Re: [PATCHv7 0/6] ipvs: Use kthreads for stats

Julian Anastasov <ja@xxxxxx> · Sat, 10 Dec 2022 02:47:45 +0200 (EET)

	Hello,

On Fri, 9 Dec 2022, Pablo Neira Ayuso wrote:

> On Thu, Dec 08, 2022 at 07:03:44PM +0200, Julian Anastasov wrote:
> > 
> > > Is there any particular reason for not using the generic workqueue
> > > infrastructure? I could not find a reason in the commit logs.
> > 
> > 	The estimation can take long time when using
> > multiple IPVS rules (eg. millions estimator structures) and
> > especially when box has multiple CPUs due to the for_each_possible_cpu
> > usage that expects packets from any CPU. With est_nice sysctl
> > we have more control how to prioritize the estimation
> > kthreads compared to other processes/kthreads that
> > have latency requirements (such as servers).
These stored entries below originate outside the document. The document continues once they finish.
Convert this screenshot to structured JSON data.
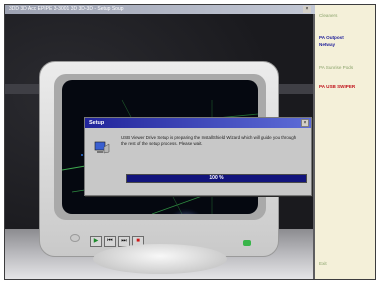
{
  "window": {
    "title": "3DD 3D Acc EPIPE 3-3001 3D 3D-3D - Setup Soup",
    "close_glyph": "×"
  },
  "sidebar": {
    "items": [
      {
        "label": "Cleaners",
        "color": "#8aa36b"
      },
      {
        "label": "PA Outpost",
        "color": "#1d1d9a"
      },
      {
        "label": "Netway",
        "color": "#1d1d9a"
      },
      {
        "label": "PA Sunrise Pods",
        "color": "#8aa36b"
      },
      {
        "label": "PA USB SWIPER",
        "color": "#c0121b"
      }
    ],
    "exit_label": "Exit",
    "exit_color": "#8aa36b"
  },
  "dialog": {
    "title": "Setup",
    "close_glyph": "×",
    "message": "USB Viewer Drive Setup is preparing the InstallShield Wizard which will guide you through the rest of the setup process. Please wait.",
    "progress_text": "100 %",
    "progress_percent": 100,
    "icon": "computer-setup-icon"
  },
  "monitor": {
    "controls": [
      {
        "name": "play-icon",
        "glyph": "▶",
        "color": "#1c8a2a"
      },
      {
        "name": "prev-icon",
        "glyph": "⏮",
        "color": "#222222"
      },
      {
        "name": "next-icon",
        "glyph": "⏭",
        "color": "#222222"
      },
      {
        "name": "stop-icon",
        "glyph": "■",
        "color": "#d01818"
      }
    ],
    "power_led": "power-led-icon"
  }
}
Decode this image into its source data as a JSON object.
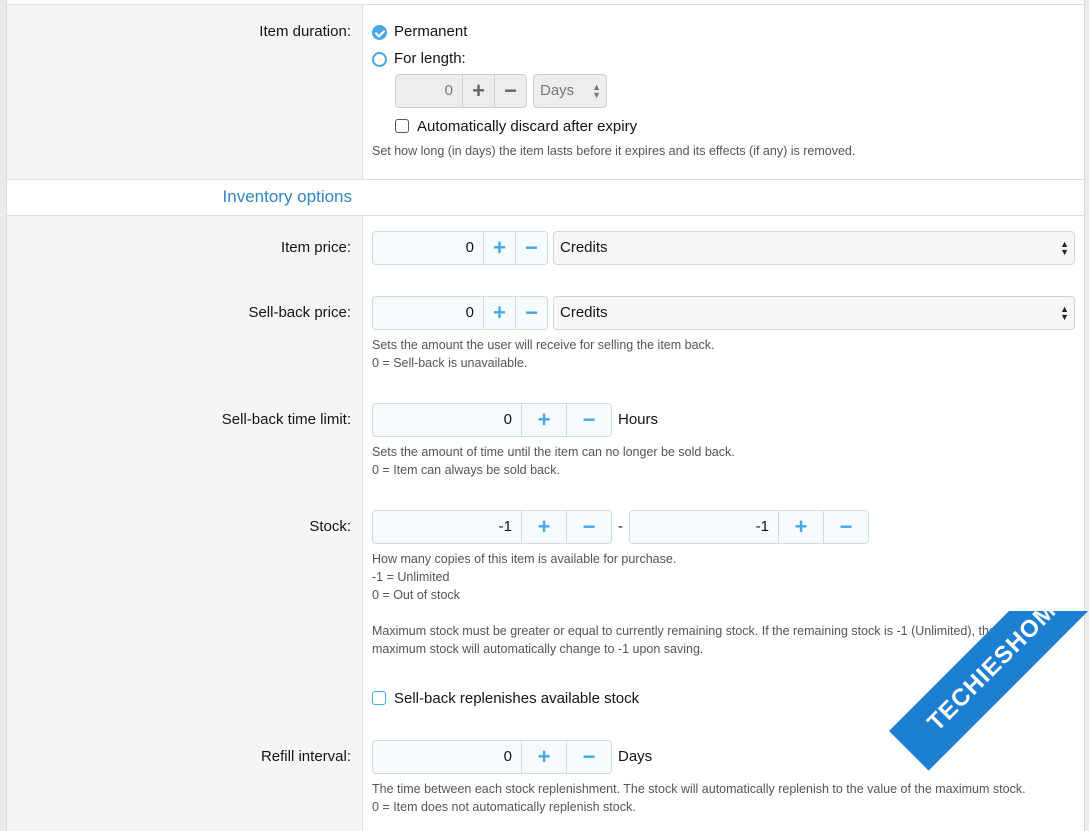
{
  "duration": {
    "label": "Item duration:",
    "permanent_label": "Permanent",
    "for_length_label": "For length:",
    "length_value": "0",
    "unit": "Days",
    "auto_discard_label": "Automatically discard after expiry",
    "hint": "Set how long (in days) the item lasts before it expires and its effects (if any) is removed."
  },
  "section": {
    "title": "Inventory options"
  },
  "price": {
    "label": "Item price:",
    "value": "0",
    "currency": "Credits"
  },
  "sellback": {
    "label": "Sell-back price:",
    "value": "0",
    "currency": "Credits",
    "hint1": "Sets the amount the user will receive for selling the item back.",
    "hint2": "0 = Sell-back is unavailable."
  },
  "timelimit": {
    "label": "Sell-back time limit:",
    "value": "0",
    "unit": "Hours",
    "hint1": "Sets the amount of time until the item can no longer be sold back.",
    "hint2": "0 = Item can always be sold back."
  },
  "stock": {
    "label": "Stock:",
    "value_min": "-1",
    "separator": "-",
    "value_max": "-1",
    "hint1": "How many copies of this item is available for purchase.",
    "hint2": "-1 = Unlimited",
    "hint3": "0 = Out of stock",
    "hint4": "Maximum stock must be greater or equal to currently remaining stock. If the remaining stock is -1 (Unlimited), the",
    "hint5": "maximum stock will automatically change to -1 upon saving.",
    "replenish_label": "Sell-back replenishes available stock"
  },
  "refill": {
    "label": "Refill interval:",
    "value": "0",
    "unit": "Days",
    "hint1": "The time between each stock replenishment. The stock will automatically replenish to the value of the maximum stock.",
    "hint2": "0 = Item does not automatically replenish stock."
  },
  "buttons": {
    "plus": "+",
    "minus": "−"
  },
  "watermark": "TECHIESHOME.COM",
  "colors": {
    "accent": "#47a7eb",
    "section": "#2f86c7"
  }
}
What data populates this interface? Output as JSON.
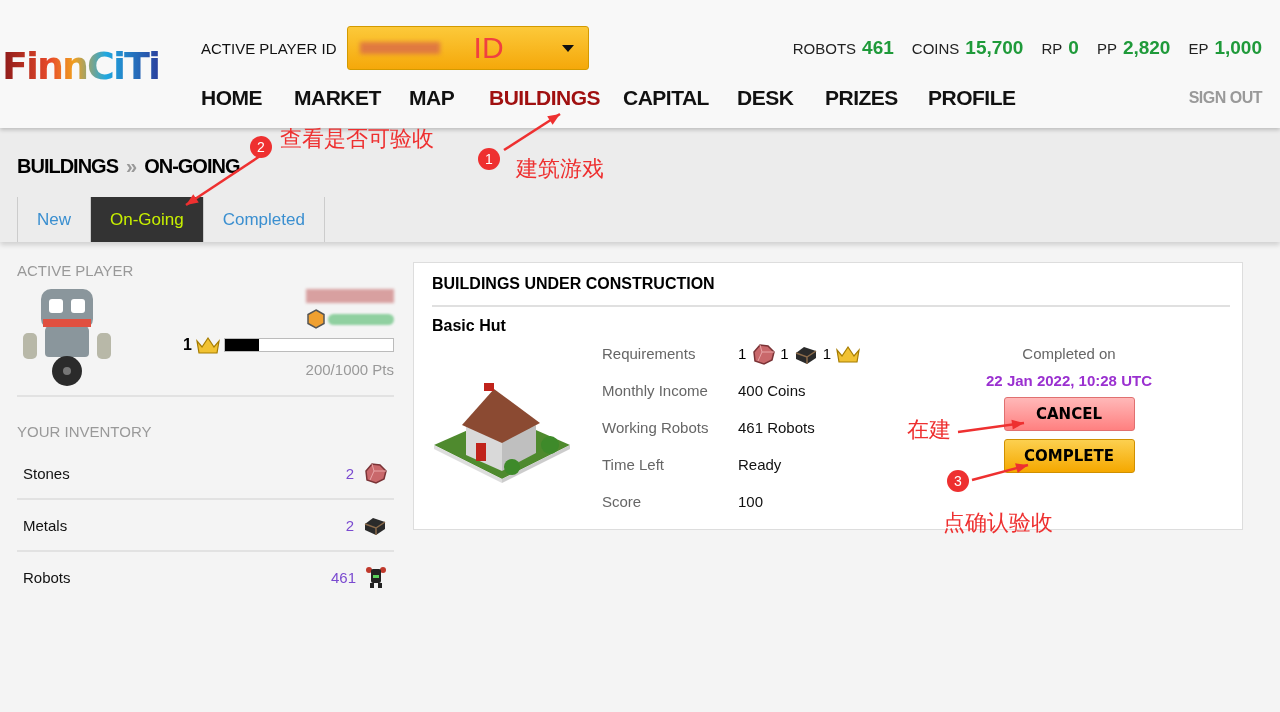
{
  "header": {
    "logo": "FinnCiTi",
    "player_id_label": "ACTIVE PLAYER ID",
    "player_select": {
      "value": "ID"
    },
    "stats": [
      {
        "label": "ROBOTS",
        "value": "461"
      },
      {
        "label": "COINS",
        "value": "15,700"
      },
      {
        "label": "RP",
        "value": "0"
      },
      {
        "label": "PP",
        "value": "2,820"
      },
      {
        "label": "EP",
        "value": "1,000"
      }
    ],
    "nav": [
      {
        "label": "HOME",
        "selected": false
      },
      {
        "label": "MARKET",
        "selected": false
      },
      {
        "label": "MAP",
        "selected": false
      },
      {
        "label": "BUILDINGS",
        "selected": true
      },
      {
        "label": "CAPITAL",
        "selected": false
      },
      {
        "label": "DESK",
        "selected": false
      },
      {
        "label": "PRIZES",
        "selected": false
      },
      {
        "label": "PROFILE",
        "selected": false
      }
    ],
    "sign_out": "SIGN OUT"
  },
  "breadcrumb": {
    "section": "BUILDINGS",
    "separator": "»",
    "page": "ON-GOING"
  },
  "tabs": [
    {
      "label": "New",
      "selected": false
    },
    {
      "label": "On-Going",
      "selected": true
    },
    {
      "label": "Completed",
      "selected": false
    }
  ],
  "sidebar": {
    "active_player_title": "ACTIVE PLAYER",
    "player": {
      "level_number": "1",
      "level": 0.2,
      "points": "200/1000 Pts"
    },
    "inventory_title": "YOUR INVENTORY",
    "inventory": [
      {
        "name": "Stones",
        "count": "2",
        "kind": "stone"
      },
      {
        "name": "Metals",
        "count": "2",
        "kind": "metal"
      },
      {
        "name": "Robots",
        "count": "461",
        "kind": "robot"
      }
    ]
  },
  "construction": {
    "title": "BUILDINGS UNDER CONSTRUCTION",
    "building": "Basic Hut",
    "requirements_label": "Requirements",
    "requirements": [
      {
        "count": "1",
        "kind": "stone"
      },
      {
        "count": "1",
        "kind": "metal"
      },
      {
        "count": "1",
        "kind": "crown"
      }
    ],
    "details": [
      {
        "label": "Monthly Income",
        "value": "400 Coins"
      },
      {
        "label": "Working Robots",
        "value": "461 Robots"
      },
      {
        "label": "Time Left",
        "value": "Ready"
      },
      {
        "label": "Score",
        "value": "100"
      }
    ],
    "completed_label": "Completed on",
    "completed_date": "22 Jan 2022, 10:28 UTC",
    "buttons": [
      {
        "label": "CANCEL",
        "kind": "cancel"
      },
      {
        "label": "COMPLETE",
        "kind": "complete"
      }
    ]
  },
  "annotations": [
    {
      "number": "1",
      "text": "建筑游戏"
    },
    {
      "number": "2",
      "text": "查看是否可验收"
    },
    {
      "text": "在建"
    },
    {
      "number": "3",
      "text": "点确认验收"
    }
  ]
}
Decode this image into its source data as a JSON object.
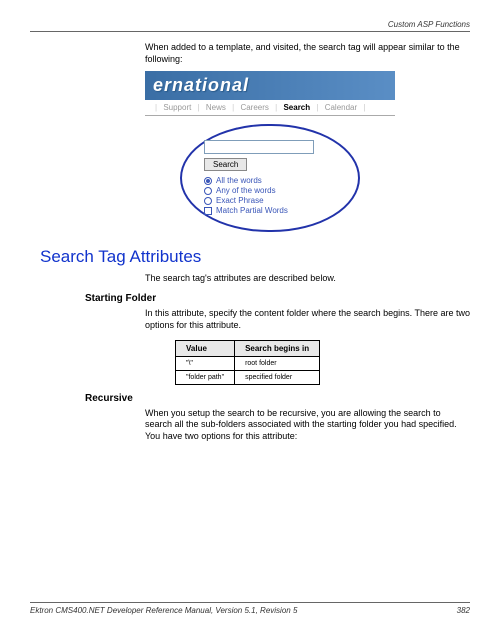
{
  "header": {
    "category": "Custom ASP Functions"
  },
  "intro": "When added to a template, and visited, the search tag will appear similar to the following:",
  "screenshot": {
    "banner_text": "ernational",
    "nav": {
      "items": [
        "Support",
        "News",
        "Careers",
        "Search",
        "Calendar"
      ],
      "active_index": 3
    },
    "search": {
      "button_label": "Search",
      "options": [
        "All the words",
        "Any of the words",
        "Exact Phrase"
      ],
      "checkbox_label": "Match Partial Words"
    }
  },
  "heading": "Search Tag Attributes",
  "heading_body": "The search tag's attributes are described below.",
  "sub1": {
    "title": "Starting Folder",
    "body": "In this attribute, specify the content folder where the search begins. There are two options for this attribute.",
    "table": {
      "headers": [
        "Value",
        "Search begins in"
      ],
      "rows": [
        [
          "\"\\\"",
          "root folder"
        ],
        [
          "\"folder path\"",
          "specified folder"
        ]
      ]
    }
  },
  "sub2": {
    "title": "Recursive",
    "body": "When you setup the search to be recursive, you are allowing the search to search all the sub-folders associated with the starting folder you had specified. You have two options for this attribute:"
  },
  "footer": {
    "left": "Ektron CMS400.NET Developer Reference Manual, Version 5.1, Revision 5",
    "right": "382"
  }
}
As a benefit,
> > we can see these kthreads in top and decide if we will
> > need some further control to limit their CPU usage (max
> > number of structure to estimate per kthread).
> 
> OK, then my understanding is that you have requirements to have more
> control on the kthreads than what the workqueue interface provides.
> 
> I can see there is WQ_HIGHPRI and WQ_CPU_INTENSIVE flags to signal
> latency sensitive and work taking long time to complete in the
> workqueue respectively, but I have never used them though. sysfs also
> exposes cpumask and nice, but you set the nice level while creating
> kthreads on-demand from the kernel itself using the value provided by
> new sysctl knob to set the nice value.

	There are probably more reasons why kthreads look
better:

- with kthreads we run code that is read-mostly, no write/lock
operations to process the estimators in 2-second intervals

- work items are one-shot: as estimators are processed every
2 seconds, they need to be re-added every time. This again
loads the timers (add_timer) if we use delayed works, as there are
no kthreads to do the timings.

> I'd like to include the text above you wrote in the pull request.
> Please, let me know if you would like to expand it, I'll apply these
> to nf-next and prepare the pull request by tomorrow.

	There is such paragraph in 0/6:

===
	Spread the estimation on multiple (configured) CPUs and
multiple time slots (timer ticks) by using multiple chains
organized under RCU rules. When stats are not needed, it is recommended
to use run_estimation=0 as already implemented before this change.
===

	After it we can add something like that which
explains why we prefer kthreads over work queue from
performance point of view:

===
	Solution with kthreads was preferred over workqueues
because there is less overhead to process the entries in
specific time intervals:

- entries are not unlinked before processing, so no write/lock
operations to re-queue them
- not using kernel timers as it is done by the delayed works,
the entries do not change position in lists and processing
is read-only
===

Regards

--
Julian Anastasov <ja@xxxxxx>